Alasan utama peralihan tersebut adalah kekhawatiran biaya penerapan IFRS yang mahal karena IFRS
lebih cepat berganti daripada Swiss GAAP.

Kemudian, meskipun di Indonesia IFRS masih terbilang rendah pemakaian, ternyata ada 2 perusahaan
yang menerapkan adopsi full IFRS dalam standar laporan keuangannya. Perusahaan tersebut adalah PT.
Telkom Indonesia Tbk yang juga terdaftar di bursa efek Amerika Serikat dan PT. Aneka Tambang, Tbk
yang terdaftar di bursa efek Australia. Kedua perusahaan ini sudah membuat laporan keuangan berbasis
IFRS untuk pelaporan di kedua negara asing tersebut.

Dengan mengacu pada pembahasan aset tidak tetap, maka kami akan membahas lebih lanjut mengenai
perusahaan PT. Telkom Indonesia yang merupakan perusahaan publik yang bergerak di bidang
telekomunikasi. Apakah PT. Telkom Indonesia mengalami masalah dalam pemakaian IFRS dan akan ada
kemungkinan untuk kembali menggunakan standar umum Indonesia (PSAK) seperti 3 negara di atas?
Lalu, bagaimana perlakuan aset tidak tetap dalam PT. Telkom Indonesia?

3. Implikasi IFRS pada Aset Tidak Tetap/Tidak Berwujud di PT. Telkom Indonesia

Dalam sejarahnya, Standar Akuntasi Indonesia bersumber dari Amerika Serikat atau yang biasa dikenal
dengan U.S. GAAP (United States Generally Accepted Accounting Principles). Standar akuntansi yang
pertama kali dikeluarkan oleh IAI adalah secara langsung diadopsi dari riset akuntansi yang dikeluarkan
oleh AICPA pada tahun 1965 dengan judul "Inventory of Generally Accepted Accounting Principles for
Business Enterprises" dan prinsip-prinsip akuntansi yang dikeluarkan pada tahun 1984 juga berdasarkan
kepada pernyataan yang dikeluarkan oleh Amerika Serikat. Sejak saat itu kebijakan akuntansi yang
dikeluarkan oleh IAI selalu menganut kepada standar yang telah dikeluarkan oleh Amerika Serikat.
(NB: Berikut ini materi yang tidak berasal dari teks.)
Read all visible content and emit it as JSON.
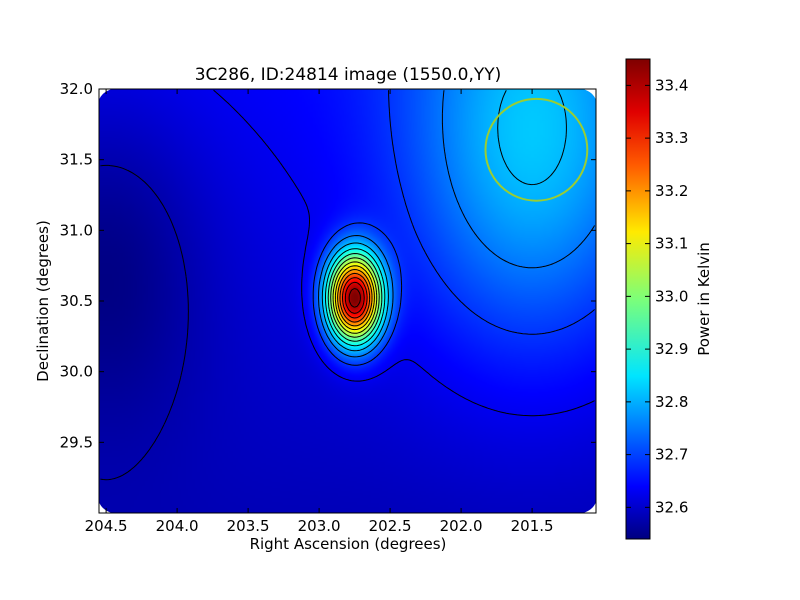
{
  "chart_data": {
    "type": "heatmap",
    "title": "3C286, ID:24814 image (1550.0,YY)",
    "xlabel": "Right Ascension (degrees)",
    "ylabel": "Declination (degrees)",
    "xlim": [
      204.55,
      201.05
    ],
    "ylim": [
      29.0,
      32.0
    ],
    "x_ticks": [
      "204.5",
      "204.0",
      "203.5",
      "203.0",
      "202.5",
      "202.0",
      "201.5"
    ],
    "y_ticks": [
      "29.5",
      "30.0",
      "30.5",
      "31.0",
      "31.5",
      "32.0"
    ],
    "colormap": "jet",
    "colorbar": {
      "label": "Power in Kelvin",
      "range": [
        32.54,
        33.45
      ],
      "ticks": [
        "32.6",
        "32.7",
        "32.8",
        "32.9",
        "33.0",
        "33.1",
        "33.2",
        "33.3",
        "33.4"
      ]
    },
    "peak": {
      "ra": 202.75,
      "dec": 30.52,
      "value": 33.44
    },
    "background_min": {
      "ra": 204.5,
      "dec": 30.8,
      "value": 32.55
    },
    "high_region": {
      "ra": 201.5,
      "dec": 31.6,
      "value": 32.8
    },
    "beam_circle": {
      "ra": 201.47,
      "dec": 31.57,
      "radius_deg": 0.36,
      "color": "#9acd32"
    },
    "contour_color": "#000000"
  }
}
Pada tahun 1994 Komite SAK (Standar Akuntansi Keuangan) mengambil kebijakan untuk menggunakan
IAS (International Accounting Standards) sebagai salah satu dasar dalam menetapkan standar akuntansi
keuangan nasional. Penggunaan IAS menambah pedoman yang diacu oleh DSAK (Dewan Standar
Akuntansi Keuangan) dalam membuat standar akuntansi nasional selain U.S. GAAP. Pada tahun 1998
negara Indonesia mengalami krisis keuangan yang berdampak keluarnya investasi asing dari pasar modal
negara tersebut. Krisis keuangan Asia pada akhir tahun 1990 menciptakan krisis kepercayaan pada
kualitas pelaporan keuangan pada regional tersebut (Margaret et al, 2007). Berdasarkan pernyataan
Margaret dampak keluarnya investasi asing dari pasar modal Indonesia disebabkan oleh rendahnya
kualitas penyajian laporan keuangan perusahaan yang dilaksanakan di Indonesia.

Kualitas pedoman penyajian laporan keuangan yang telah diadopsi dari U.S GAAP dan IAS mulai
dipertanyakan, ditambah dengan terjadinya beberapa skandal akuntansi yang menimpa Amerika Serikat
dan negara Eropa lainnya seperti kasus yang terjadi pada Arthur Andhersen, Enron, WorldCom, dan lain-
lain. Perkembangan di dalam permasalahan penyajian pelaporan keuangan ini telah meningkatkan
jumlah panggilan untuk adanya sebuah standar internasional yang transparan, berkualitas tinggi dan
dapat diperbandingkan yang dapat mempermudah tugas dalam mengekstrak informasi yang berguna
pada pelaporan perusahaan (Margaret et al, 2007).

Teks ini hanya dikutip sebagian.